Defendant also suggests there is no due process claim because the three-day disciplinary confinement is a de minimis injury. It is true that there is "a de minimis level of imposition with which the Constitution is not concerned." Bell, 441 U.S. at 539 n.21 (internal quotation omitted). Defendant has cited no authority holding that three days of disciplinary confinement for a pretrial detainee is "a de minimis level of imposition."
III. Potential for Settlement
With his opposition to the motion to dismiss, plaintiff attached copies of correspondence indicating the parties engaged in some written communications regarding potential settlement of the case, prior to defendant's retention of counsel. The court has not relied on the contents of those communications in recommending a resolution of defendant's motion to dismiss. Fed. R. Evid. 408.
The court independently, however, has determined that this case is appropriate for referral to the court's mediation program for prisoner civil rights cases. By separate order, this case will be set for mediation with plaintiff appearing by video.
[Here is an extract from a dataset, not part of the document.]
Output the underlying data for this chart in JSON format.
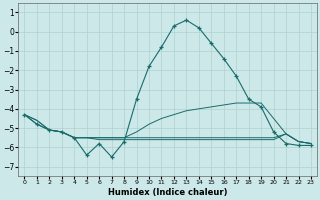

The time for the parties to file objections to the foregoing findings and recommendations will be extended to allow for the mediation to be concluded before any objections need be filed.
IT IS HEREBY ORDERED that the Clerk of the Court assign a district judge to this action.
IT IS HEREBY RECOMMENDED that defendant's motion to dismiss (docket no. 13) be denied.
These findings and recommendations are submitted to the United States District Judge assigned to the case, pursuant to the provisions of 28 U.S.C. § 636(b)(l). Within forty-five days after being served with these findings and recommendations, any party may file written objections with the court and serve a copy on all parties. Such a document should be captioned "Objections to Magistrate Judge's Findings and Recommendations." Any reply to the objections shall be served and filed within fourteen days after service of the objections. The parties are advised that failure to file objections within the specified time may waive the right to appeal the District Court's order. Martinez v. Ylst, 951 F.2d 1153 (9th Cir. 1991).